Personal Essay: Black History Month

Personal Essay: Black History Month

Will Stallings

James Brown via Chicago Tribune

For WUSC, Black History Month is an important time to reflect on the importance of black artists in the music industry. From Ray Charles and Stevie Wonder to James Brown and Martin Gaye, from Jimi Hendrix, Slash and Prince to Drake, Kendrick Lamar and Nicki Minaj, there is no shortage to the importance and the weight that their contributions have had to the music industry. They come from all parts of the music industry, and we are looking to recognize their talents. We also look not only to their impact on the music industry as a whole but also to their importance to us personally.

For me, I have gotten really into indie music in general for the past three and a half years. It happened by accident, really, when I got bored with Steve FM in the area and was flipping the dial while on a drive to school. I happened upon a station that filled my car for a year and a half before it was shut down. It had a myriad of songs that I absolutely adored with all my heart. It was called 92.1 The Palm, and many Columbia natives would remember that station fondly. It was owned by Hometown Radio, which itself was partially owned by Mike Bryan of Hootie and the Blowfish fame.

Leon Bridges Via BBC

The station is important, but that’s not why we are here. We’re here to talk about one of the songs that first got me into Indie. On one of the first rides I ever had the Palm going, a very retro-style, bluesy filled song filled my stereo with the classy saxophone and velvety vocals coming through. It was a song called “Smooth Sailin’ by Leon Bridges. It was one of the first songs that ever turned me on to searching for music; its catchy style and retro soul, reminiscent of a smoky cabaret venue, made me begin to see the world in black and white and in an optimistic view, even for just a moment. His voice takes a dive through the waters of one’s mind and puts you there, the harmonization of the male and female voices playing with the tune of brass reinforcing the beat. The nautical metaphors and old-school charm, down to the “Sweet Honey, darling” as the song began to wind to its completion, created a whimsical, carefree measure. No choppy waters are here; he wants a smooth ride and to not let her down.

Leon Bridges via WWD

His style and uniqueness to me at that moment made me hunger for more. When I look back to it now, it feels like I am thanking him, the Palm and so many other artists for their importance in the development from my musical understanding. I want something I like to be someone else’s “Smooth Sailin’”, their Ithaca, the thing that drives them to search for more and to search for their own musical revelations. This song led me to Dawes, one of my favorite bands, and the dedication to the Palm that songs like his gave me led me, in a twisted way, to WUSC itself.

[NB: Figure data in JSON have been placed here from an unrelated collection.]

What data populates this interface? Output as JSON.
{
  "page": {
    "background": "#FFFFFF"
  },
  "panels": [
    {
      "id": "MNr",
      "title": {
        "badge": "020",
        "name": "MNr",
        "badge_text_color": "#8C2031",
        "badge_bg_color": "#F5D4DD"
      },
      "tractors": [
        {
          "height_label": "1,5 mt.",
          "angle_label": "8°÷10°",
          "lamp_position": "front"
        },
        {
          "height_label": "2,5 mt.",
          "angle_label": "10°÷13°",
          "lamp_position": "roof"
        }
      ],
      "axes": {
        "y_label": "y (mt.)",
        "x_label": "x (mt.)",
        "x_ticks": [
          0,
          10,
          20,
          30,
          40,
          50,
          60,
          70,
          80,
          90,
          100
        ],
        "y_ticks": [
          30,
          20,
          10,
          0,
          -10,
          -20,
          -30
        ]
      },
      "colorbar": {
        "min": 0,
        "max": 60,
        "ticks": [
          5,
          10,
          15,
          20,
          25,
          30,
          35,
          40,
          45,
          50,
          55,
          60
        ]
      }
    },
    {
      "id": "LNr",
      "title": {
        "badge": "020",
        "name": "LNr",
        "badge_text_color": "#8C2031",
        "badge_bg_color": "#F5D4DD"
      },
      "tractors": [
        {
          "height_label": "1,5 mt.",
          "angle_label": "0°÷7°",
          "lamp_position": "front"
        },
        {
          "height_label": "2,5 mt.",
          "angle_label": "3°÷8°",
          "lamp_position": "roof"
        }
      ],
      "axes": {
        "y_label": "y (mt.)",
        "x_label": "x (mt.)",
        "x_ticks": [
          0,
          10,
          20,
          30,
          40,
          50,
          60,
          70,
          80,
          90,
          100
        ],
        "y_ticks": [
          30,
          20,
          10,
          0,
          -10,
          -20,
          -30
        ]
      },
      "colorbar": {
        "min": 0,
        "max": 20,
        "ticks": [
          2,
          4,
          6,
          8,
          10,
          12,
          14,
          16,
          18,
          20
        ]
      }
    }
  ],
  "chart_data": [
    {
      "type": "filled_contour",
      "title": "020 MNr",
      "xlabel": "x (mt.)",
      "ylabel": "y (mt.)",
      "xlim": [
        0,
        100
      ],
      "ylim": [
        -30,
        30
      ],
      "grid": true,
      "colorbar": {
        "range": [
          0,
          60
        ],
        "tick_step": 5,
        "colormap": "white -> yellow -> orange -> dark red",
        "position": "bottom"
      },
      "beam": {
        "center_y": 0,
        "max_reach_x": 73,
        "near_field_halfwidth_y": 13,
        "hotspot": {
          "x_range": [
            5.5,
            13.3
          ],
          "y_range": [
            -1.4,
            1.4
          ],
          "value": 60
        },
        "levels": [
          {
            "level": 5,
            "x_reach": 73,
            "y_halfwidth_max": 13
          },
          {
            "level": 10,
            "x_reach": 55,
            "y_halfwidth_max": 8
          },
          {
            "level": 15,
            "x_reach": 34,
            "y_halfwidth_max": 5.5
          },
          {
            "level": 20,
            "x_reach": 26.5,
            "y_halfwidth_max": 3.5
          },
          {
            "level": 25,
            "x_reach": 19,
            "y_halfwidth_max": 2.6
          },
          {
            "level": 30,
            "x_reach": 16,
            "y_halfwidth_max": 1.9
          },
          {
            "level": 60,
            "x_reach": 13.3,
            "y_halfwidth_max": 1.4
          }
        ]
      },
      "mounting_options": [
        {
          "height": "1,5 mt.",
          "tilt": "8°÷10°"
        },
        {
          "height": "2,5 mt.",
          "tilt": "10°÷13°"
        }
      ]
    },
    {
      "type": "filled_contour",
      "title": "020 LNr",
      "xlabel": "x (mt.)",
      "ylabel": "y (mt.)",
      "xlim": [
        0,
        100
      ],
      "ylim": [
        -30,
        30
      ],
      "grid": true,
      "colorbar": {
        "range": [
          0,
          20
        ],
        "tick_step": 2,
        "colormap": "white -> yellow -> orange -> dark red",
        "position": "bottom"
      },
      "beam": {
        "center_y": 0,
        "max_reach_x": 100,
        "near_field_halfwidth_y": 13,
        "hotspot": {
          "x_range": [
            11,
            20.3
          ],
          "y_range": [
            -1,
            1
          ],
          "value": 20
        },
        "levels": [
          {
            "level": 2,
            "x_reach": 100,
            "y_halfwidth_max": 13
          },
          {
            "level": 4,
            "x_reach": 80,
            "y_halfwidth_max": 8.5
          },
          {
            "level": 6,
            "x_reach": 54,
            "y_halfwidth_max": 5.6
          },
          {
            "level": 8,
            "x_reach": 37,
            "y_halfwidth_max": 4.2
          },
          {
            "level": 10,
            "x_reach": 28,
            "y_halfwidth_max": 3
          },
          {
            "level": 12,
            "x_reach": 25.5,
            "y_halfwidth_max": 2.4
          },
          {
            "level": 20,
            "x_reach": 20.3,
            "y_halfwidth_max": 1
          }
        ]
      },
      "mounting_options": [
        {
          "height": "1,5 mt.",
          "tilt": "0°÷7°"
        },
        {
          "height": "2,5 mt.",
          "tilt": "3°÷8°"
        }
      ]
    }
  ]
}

That’s why I always remember “Smooth Sailin’”. It started me to search for my Ithaca, but there were no choppy waters there. I haven’t yet found my destination, but I was always a passenger, never cargo. I have never faced the Cyclops or Poseidon in my journey from then to now, and I pray that the journey of music that I continue to travel down will continue to give me splendor, and so that I, too, may find what my Ithacas mean.

And, to that, I wish on all of you: May All Your Favorite Bands Stay Together, and may you have smooth sailing forever more.